Sunday, June 10, 2012

The kindergarten post

Judging by the amount of time between posts, it would seem that I have fallen off the face of the earth.

Yeah, wow. Sorry about that. Life got a little crazy for awhile. (I'm not saying our former neighbor gave us bedbugs, but if I ever run into him on the street I will TOTALLY PUNCH HIM IN THE MOUTH.) We also moved into a (bug-free) two-bedroom apartment after only 4 1/2 years of waiting. Ready to envy? Check it:

- It has more than one bedroom, which means we are no longer sleeping in the living room like hobos.
- It has a kitchen. Yes, our last apartment had a kitchen too, but this one is better.
- It has two (2) bathrooms.

Have you picked yourself up off the floor yet? Great. Now here comes the big news: My son, the 4-year-old apple of my eye, has been accepted to kindergarten.

I know what you're thinking.  "But Ali, what's the BFD? Every kid goes to kindergarten." And to that I say, WRONG. WRONG, WRONG, WRONG, WRONG, WRONG, WRONG. (Wrong.)

See, in New York City, kindergarten is a privilege, not a right. Almost all schools have waitlists, and very few slots to begin with. Itching for a real world factoid? Out of the 20 kids in my son's preschool class, only six have a kindergarten to go to next year. Luckily, my son is one of them. And it's all because last January I made my just-turned-4-year-old take an hour long test in a room alone with a stranger to find out whether or not he is "gifted" and/or "talented."

Can you tell I still have mixed feelings about it?

I think we all agree that giving an IQ test to a 4-year-old is nutballs. (Want proof? How's this?) So why did I do it? Even worse, why did I spend months - yes, months - having my kid do workbooks and flashcards and play memory games and do puzzles and ask awkwardly phrased questions like this:

"Take a look a the pictures inside the boxes. These have been organized in a certain way, and there is an empty box at the end. Now look at the pictures next to these boxes and point to the one that would belong in the empty box."
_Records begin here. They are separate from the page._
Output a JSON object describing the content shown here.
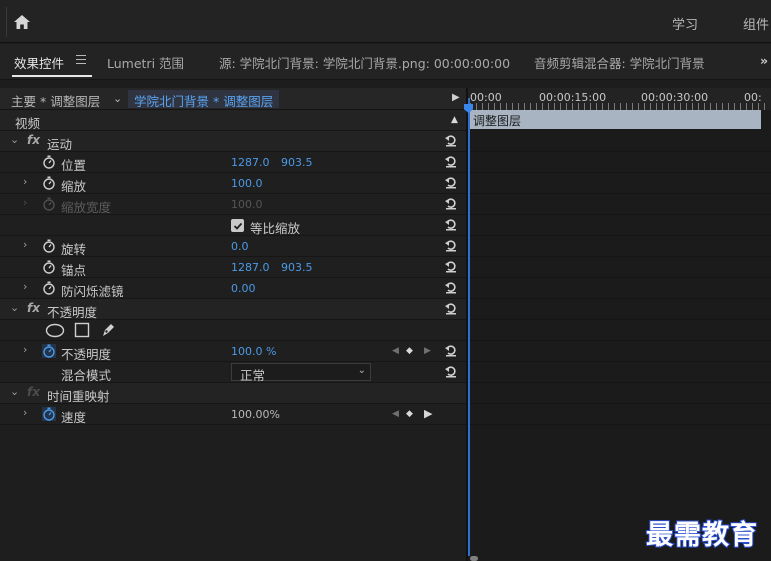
{
  "topbar": {
    "workspaces": [
      "学习",
      "组件"
    ]
  },
  "panel_tabs": {
    "effect_controls": "效果控件",
    "lumetri": "Lumetri 范围",
    "source": "源: 学院北门背景: 学院北门背景.png: 00:00:00:00",
    "audio_mixer": "音频剪辑混合器: 学院北门背景",
    "more": "»"
  },
  "header": {
    "master": "主要 * 调整图层",
    "clip": "学院北门背景 * 调整图层"
  },
  "section_video": "视频",
  "motion": {
    "title": "运动",
    "position": {
      "label": "位置",
      "x": "1287.0",
      "y": "903.5"
    },
    "scale": {
      "label": "缩放",
      "value": "100.0"
    },
    "scale_width": {
      "label": "缩放宽度",
      "value": "100.0"
    },
    "uniform_scale": {
      "label": "等比缩放",
      "checked": true
    },
    "rotation": {
      "label": "旋转",
      "value": "0.0"
    },
    "anchor": {
      "label": "锚点",
      "x": "1287.0",
      "y": "903.5"
    },
    "anti_flicker": {
      "label": "防闪烁滤镜",
      "value": "0.00"
    }
  },
  "opacity": {
    "title": "不透明度",
    "opacity": {
      "label": "不透明度",
      "value": "100.0 %"
    },
    "blend": {
      "label": "混合模式",
      "value": "正常"
    }
  },
  "time_remap": {
    "title": "时间重映射",
    "speed": {
      "label": "速度",
      "value": "100.00%"
    }
  },
  "timeline": {
    "timecodes": [
      "00:00",
      "00:00:15:00",
      "00:00:30:00",
      "00:"
    ],
    "clip_label": "调整图层"
  },
  "watermark": "最需教育",
  "colors": {
    "accent": "#4b9ae6",
    "clip_bar": "#a8b4c2",
    "playhead": "#2e6fd1"
  }
}
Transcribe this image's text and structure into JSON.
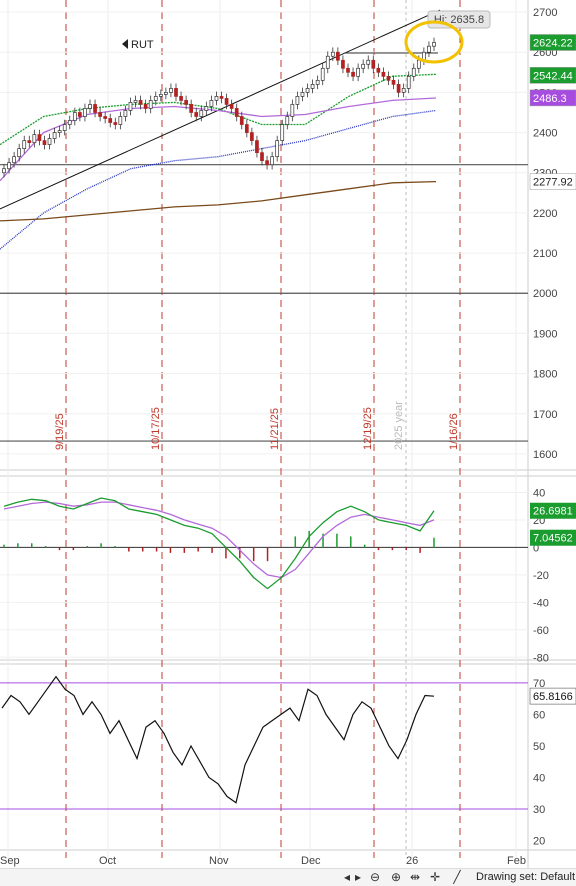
{
  "chart_data": [
    {
      "type": "candlestick",
      "symbol": "RUT",
      "x_labels": [
        "Sep",
        "Oct",
        "Nov",
        "Dec",
        "26",
        "Feb"
      ],
      "vertical_date_labels": [
        "9/19/25",
        "10/17/25",
        "11/21/25",
        "12/19/25",
        "1/16/26"
      ],
      "year_label": "2025 year",
      "yticks": [
        1600,
        1700,
        1800,
        1900,
        2000,
        2100,
        2200,
        2300,
        2400,
        2500,
        2600,
        2700
      ],
      "ylim": [
        1560,
        2730
      ],
      "horizontal_levels": [
        2000,
        1632,
        2320
      ],
      "hi_label": "Hi: 2635.8",
      "price_tags": [
        {
          "value": "2624.22",
          "color": "#1a9c2e"
        },
        {
          "value": "2542.44",
          "color": "#1a9c2e"
        },
        {
          "value": "2486.3",
          "color": "#a64de0"
        },
        {
          "value": "2277.92",
          "color": "#ffffff",
          "text_color": "#222222"
        }
      ],
      "moving_averages": [
        {
          "name": "short",
          "color": "#1a9c2e",
          "values": [
            2370,
            2440,
            2460,
            2470,
            2475,
            2460,
            2420,
            2420,
            2490,
            2540,
            2545
          ]
        },
        {
          "name": "mid",
          "color": "#b36ad9",
          "values": [
            2280,
            2400,
            2445,
            2460,
            2465,
            2455,
            2440,
            2445,
            2465,
            2480,
            2486
          ]
        },
        {
          "name": "long-blue",
          "color": "#1f2fbf",
          "values": [
            2110,
            2200,
            2260,
            2310,
            2330,
            2340,
            2360,
            2380,
            2410,
            2440,
            2455
          ]
        },
        {
          "name": "long-brown",
          "color": "#7a4a1a",
          "values": [
            2180,
            2185,
            2195,
            2205,
            2215,
            2220,
            2230,
            2245,
            2260,
            2275,
            2278
          ]
        }
      ],
      "closes": [
        2310,
        2325,
        2340,
        2360,
        2380,
        2375,
        2395,
        2380,
        2370,
        2385,
        2400,
        2405,
        2420,
        2430,
        2450,
        2440,
        2460,
        2470,
        2450,
        2440,
        2435,
        2425,
        2420,
        2440,
        2455,
        2475,
        2480,
        2470,
        2460,
        2480,
        2490,
        2495,
        2500,
        2510,
        2490,
        2480,
        2470,
        2450,
        2440,
        2455,
        2465,
        2480,
        2490,
        2485,
        2470,
        2460,
        2440,
        2420,
        2400,
        2380,
        2350,
        2330,
        2320,
        2340,
        2380,
        2420,
        2440,
        2470,
        2490,
        2500,
        2510,
        2520,
        2530,
        2560,
        2590,
        2600,
        2580,
        2560,
        2550,
        2540,
        2560,
        2570,
        2580,
        2560,
        2550,
        2540,
        2530,
        2520,
        2500,
        2510,
        2540,
        2560,
        2580,
        2600,
        2615,
        2624.22
      ]
    },
    {
      "type": "line",
      "indicator": "oscillator",
      "yticks": [
        40,
        20,
        0,
        -20,
        -40,
        -60,
        -80
      ],
      "ylim": [
        -82,
        52
      ],
      "tags": [
        {
          "value": "26.6981",
          "color": "#1a9c2e"
        },
        {
          "value": "7.04562",
          "color": "#1a9c2e"
        }
      ],
      "fast_line": [
        30,
        33,
        35,
        34,
        30,
        28,
        32,
        36,
        34,
        28,
        26,
        24,
        20,
        16,
        14,
        10,
        0,
        -10,
        -22,
        -30,
        -22,
        -8,
        8,
        18,
        26,
        30,
        26,
        20,
        18,
        16,
        12,
        26.7
      ],
      "slow_line": [
        28,
        30,
        32,
        33,
        32,
        30,
        31,
        33,
        33,
        31,
        29,
        27,
        24,
        20,
        17,
        14,
        8,
        -2,
        -12,
        -20,
        -22,
        -16,
        -4,
        8,
        16,
        22,
        24,
        22,
        20,
        18,
        16,
        20
      ],
      "histogram": [
        2,
        3,
        3,
        1,
        -2,
        -2,
        1,
        3,
        1,
        -3,
        -3,
        -3,
        -4,
        -4,
        -3,
        -4,
        -8,
        -8,
        -10,
        -10,
        0,
        8,
        12,
        10,
        10,
        8,
        2,
        -2,
        -2,
        -2,
        -4,
        7.05
      ]
    },
    {
      "type": "line",
      "indicator": "RSI",
      "yticks": [
        70,
        60,
        50,
        40,
        30,
        20
      ],
      "ylim": [
        17,
        76
      ],
      "levels": [
        70,
        30
      ],
      "tag": {
        "value": "65.8166",
        "color": "#ffffff"
      },
      "values": [
        62,
        66,
        64,
        60,
        64,
        68,
        72,
        68,
        66,
        60,
        64,
        60,
        54,
        58,
        52,
        46,
        56,
        58,
        54,
        48,
        44,
        50,
        45,
        40,
        38,
        34,
        32,
        44,
        50,
        56,
        58,
        60,
        62,
        58,
        68,
        66,
        60,
        56,
        52,
        60,
        64,
        62,
        56,
        50,
        46,
        52,
        60,
        66,
        65.8
      ]
    }
  ],
  "toolbar": {
    "drawing_set_label": "Drawing set: Default"
  }
}
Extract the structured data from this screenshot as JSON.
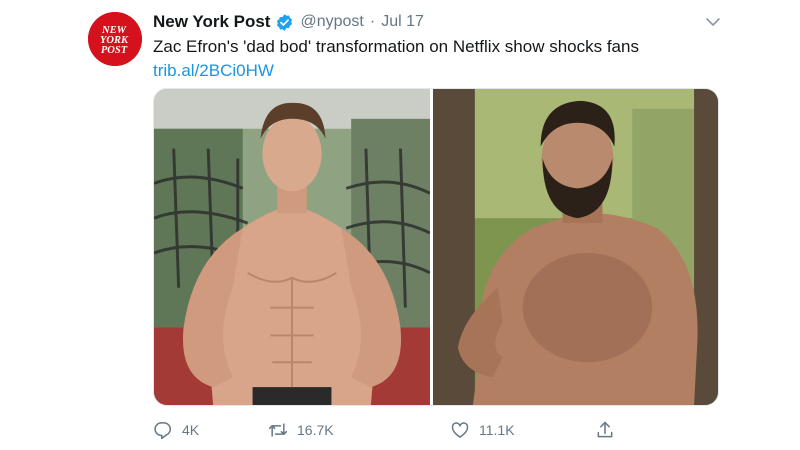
{
  "tweet": {
    "display_name": "New York Post",
    "verified": true,
    "handle": "@nypost",
    "separator": "·",
    "timestamp": "Jul 17",
    "text": "Zac Efron's 'dad bod' transformation on Netflix show shocks fans",
    "link": "trib.al/2BCi0HW",
    "avatar": {
      "lines": [
        "NEW",
        "YORK",
        "POST"
      ],
      "color": "#d4111c"
    },
    "media": [
      {
        "icon": "photo-fit-physique"
      },
      {
        "icon": "photo-dad-bod"
      }
    ],
    "actions": {
      "reply_count": "4K",
      "retweet_count": "16.7K",
      "like_count": "11.1K"
    }
  },
  "colors": {
    "link": "#1b95e0",
    "secondary_text": "#657786",
    "verified_badge": "#1da1f2",
    "brand_red": "#d4111c"
  }
}
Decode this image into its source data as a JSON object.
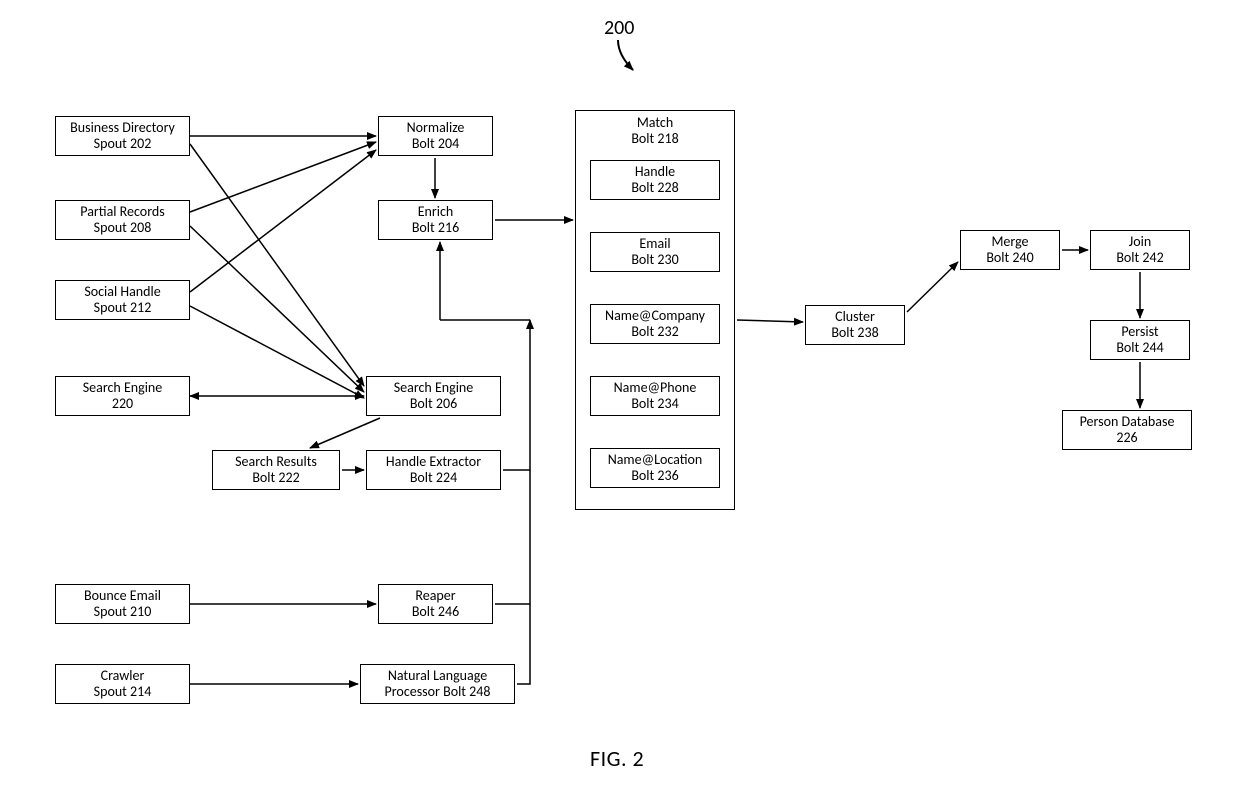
{
  "ref_number": "200",
  "figure_label": "FIG. 2",
  "boxes": {
    "business_directory": {
      "l1": "Business Directory",
      "l2": "Spout 202"
    },
    "partial_records": {
      "l1": "Partial Records",
      "l2": "Spout 208"
    },
    "social_handle": {
      "l1": "Social Handle",
      "l2": "Spout 212"
    },
    "search_engine": {
      "l1": "Search Engine",
      "l2": "220"
    },
    "bounce_email": {
      "l1": "Bounce Email",
      "l2": "Spout 210"
    },
    "crawler": {
      "l1": "Crawler",
      "l2": "Spout 214"
    },
    "normalize": {
      "l1": "Normalize",
      "l2": "Bolt 204"
    },
    "enrich": {
      "l1": "Enrich",
      "l2": "Bolt 216"
    },
    "search_engine_bolt": {
      "l1": "Search Engine",
      "l2": "Bolt 206"
    },
    "search_results": {
      "l1": "Search Results",
      "l2": "Bolt 222"
    },
    "handle_extractor": {
      "l1": "Handle Extractor",
      "l2": "Bolt 224"
    },
    "reaper": {
      "l1": "Reaper",
      "l2": "Bolt 246"
    },
    "nlp": {
      "l1": "Natural Language",
      "l2": "Processor Bolt 248"
    },
    "match_header": {
      "l1": "Match",
      "l2": "Bolt 218"
    },
    "match_handle": {
      "l1": "Handle",
      "l2": "Bolt 228"
    },
    "match_email": {
      "l1": "Email",
      "l2": "Bolt 230"
    },
    "match_company": {
      "l1": "Name@Company",
      "l2": "Bolt 232"
    },
    "match_phone": {
      "l1": "Name@Phone",
      "l2": "Bolt 234"
    },
    "match_location": {
      "l1": "Name@Location",
      "l2": "Bolt 236"
    },
    "cluster": {
      "l1": "Cluster",
      "l2": "Bolt 238"
    },
    "merge": {
      "l1": "Merge",
      "l2": "Bolt 240"
    },
    "join": {
      "l1": "Join",
      "l2": "Bolt 242"
    },
    "persist": {
      "l1": "Persist",
      "l2": "Bolt 244"
    },
    "person_db": {
      "l1": "Person Database",
      "l2": "226"
    }
  }
}
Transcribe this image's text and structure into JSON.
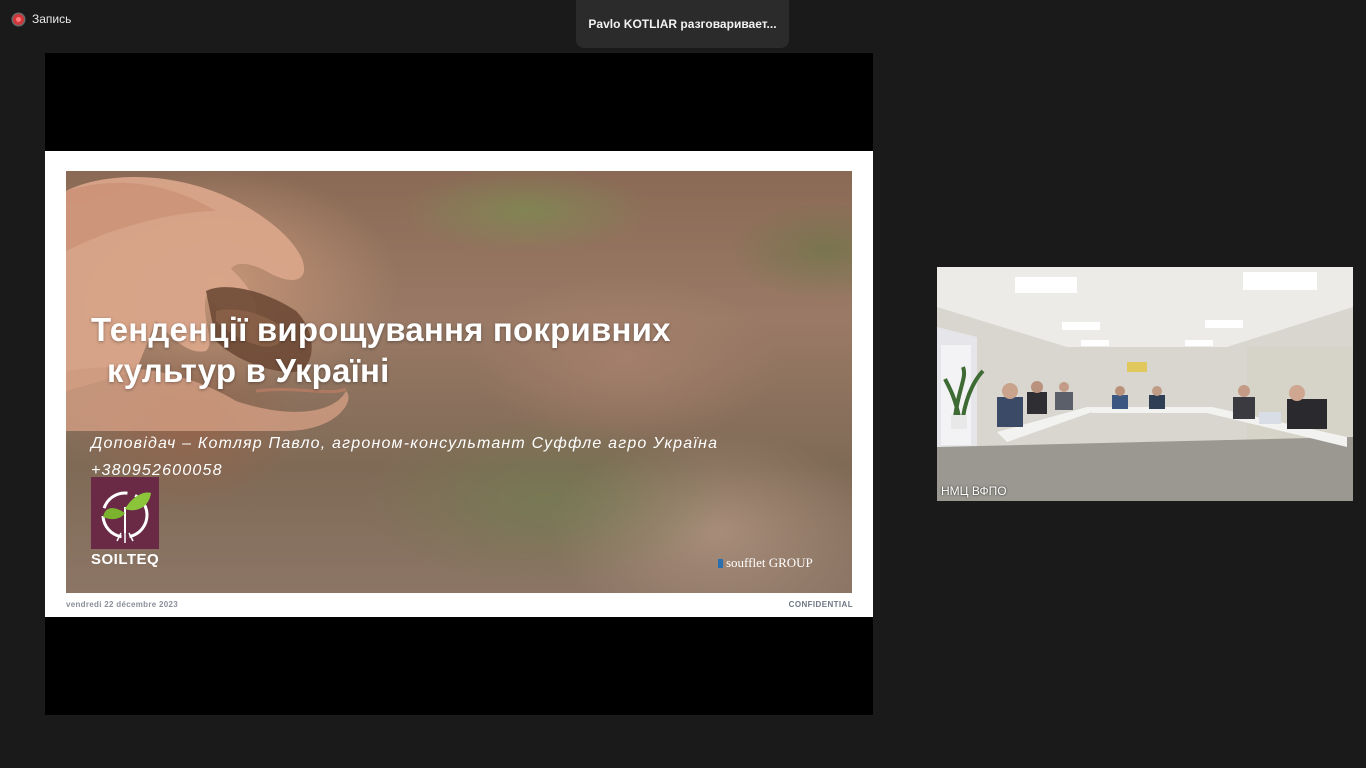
{
  "recording": {
    "label": "Запись",
    "icon": "record-dot-icon"
  },
  "toast": {
    "text": "Pavlo KOTLIAR разговаривает..."
  },
  "slide": {
    "title_line1": "Тенденції вирощування покривних",
    "title_line2": "культур в Україні",
    "subtitle": "Доповідач – Котляр Павло, агроном-консультант Суффле агро Україна",
    "phone": "+380952600058",
    "logo_text": "SOILTEQ",
    "partner": "soufflet GROUP",
    "date": "vendredi 22 décembre 2023",
    "confidential": "CONFIDENTIAL"
  },
  "participant": {
    "name": "НМЦ ВФПО"
  },
  "colors": {
    "background": "#1a1a1a",
    "record_red": "#d0363a",
    "soilteq_purple": "#6a2a46",
    "soufflet_blue": "#2a6fb0"
  }
}
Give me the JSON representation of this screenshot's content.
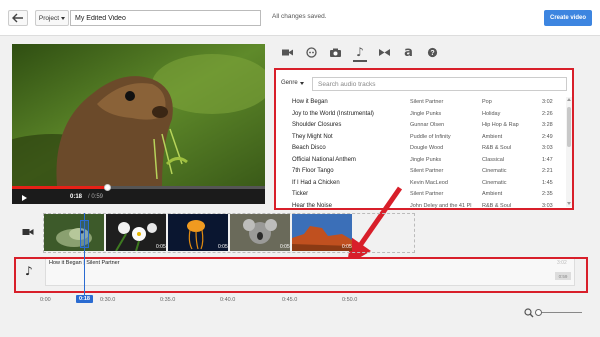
{
  "topbar": {
    "project_label": "Project",
    "title_value": "My Edited Video",
    "saved_status": "All changes saved.",
    "create_label": "Create video"
  },
  "player": {
    "current_time": "0:18",
    "total_time": "/ 0:59",
    "progress_fraction": 0.38
  },
  "tabs": [
    {
      "name": "video-camera-icon",
      "active": false
    },
    {
      "name": "creative-commons-icon",
      "active": false
    },
    {
      "name": "photo-camera-icon",
      "active": false
    },
    {
      "name": "music-note-icon",
      "active": true
    },
    {
      "name": "transitions-icon",
      "active": false
    },
    {
      "name": "text-icon",
      "active": false
    },
    {
      "name": "help-icon",
      "active": false
    }
  ],
  "audio": {
    "genre_label": "Genre",
    "search_placeholder": "Search audio tracks",
    "tracks": [
      {
        "title": "How it Began",
        "artist": "Silent Partner",
        "genre": "Pop",
        "duration": "3:02"
      },
      {
        "title": "Joy to the World (Instrumental)",
        "artist": "Jingle Punks",
        "genre": "Holiday",
        "duration": "2:26"
      },
      {
        "title": "Shoulder Closures",
        "artist": "Gunnar Olsen",
        "genre": "Hip Hop & Rap",
        "duration": "3:28"
      },
      {
        "title": "They Might Not",
        "artist": "Puddle of Infinity",
        "genre": "Ambient",
        "duration": "2:49"
      },
      {
        "title": "Beach Disco",
        "artist": "Dougle Wood",
        "genre": "R&B & Soul",
        "duration": "3:03"
      },
      {
        "title": "Official National Anthem",
        "artist": "Jingle Punks",
        "genre": "Classical",
        "duration": "1:47"
      },
      {
        "title": "7th Floor Tango",
        "artist": "Silent Partner",
        "genre": "Cinematic",
        "duration": "2:21"
      },
      {
        "title": "If I Had a Chicken",
        "artist": "Kevin MacLeod",
        "genre": "Cinematic",
        "duration": "1:45"
      },
      {
        "title": "Ticker",
        "artist": "Silent Partner",
        "genre": "Ambient",
        "duration": "2:35"
      },
      {
        "title": "Hear the Noise",
        "artist": "John Deley and the 41 Pl",
        "genre": "R&B & Soul",
        "duration": "3:03"
      }
    ]
  },
  "timeline": {
    "audio_clip_title": "How it Began",
    "audio_clip_artist": "Silent Partner",
    "audio_clip_end": "3:02",
    "audio_clip_length": "0:59",
    "playhead": "0:18",
    "ticks": [
      "0:00",
      "0:30.0",
      "0:35.0",
      "0:40.0",
      "0:45.0",
      "0:50.0"
    ]
  },
  "colors": {
    "accent_blue": "#3d85e0",
    "annotation_red": "#d81f2a",
    "progress_red": "#e62117"
  }
}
I did it because I want my son to go to a decent public kindergarten.

Gone are the days of dropping your child off at the nearest elementary school, at least here in NYC. There are simply too many children and too few schools. I read a quote that they could make 182* full kindergarten classes with all the children that didn't get a space in kindergarten last year. If your local zoned school isn't up to snuff (ours is adorable, with capable teachers and small-ish class sizes - but it's also a 45-minute bus ride away and 85% of the children have English as their second language) or you don't have a spare $40,000, the only other option is to try and get your kid into one of the city's coveted gifted and talented programs. Which is why I spent an anxious Saturday morning waiting in an unfamiliar auditorium while my 4-year-old took an hour long test with a stranger. Did I mention that part yet? Oh good.

To say that there's a lot of pressure on this test is putting it mildly. (There was a woman praying on her hands and knees in the back of the room. I wish I was joking.) Perhaps you saw the recent episode of Nightline about parents who pay thousands of dollars to tutor their preschoolers. Turns out we're lucky - our kid loves tests. He also loves talking and impressing adults, which - combined with a much-hyped post-test trip to Toys R Us - made for a pretty decent afternoon. And - spoiler! - he scored well enough to qualify for one of the city's five coveted citywide gifted schools. Unfortunately, so did 1,600 other little brainiacs. Double unfortunately, there are less than 400 seats available for incoming kindergartners. You do the math.

So the Dept of Ed held a lottery. Names were fed into a computer and some children got seats, but most didn't. Our son got placed in a really great school, and for that I am crazy grateful and prematurely gray. I also completely understand why people move to the 'burbs.

(*I'm not 100% sure about that number, but I don't think it's all that far off.)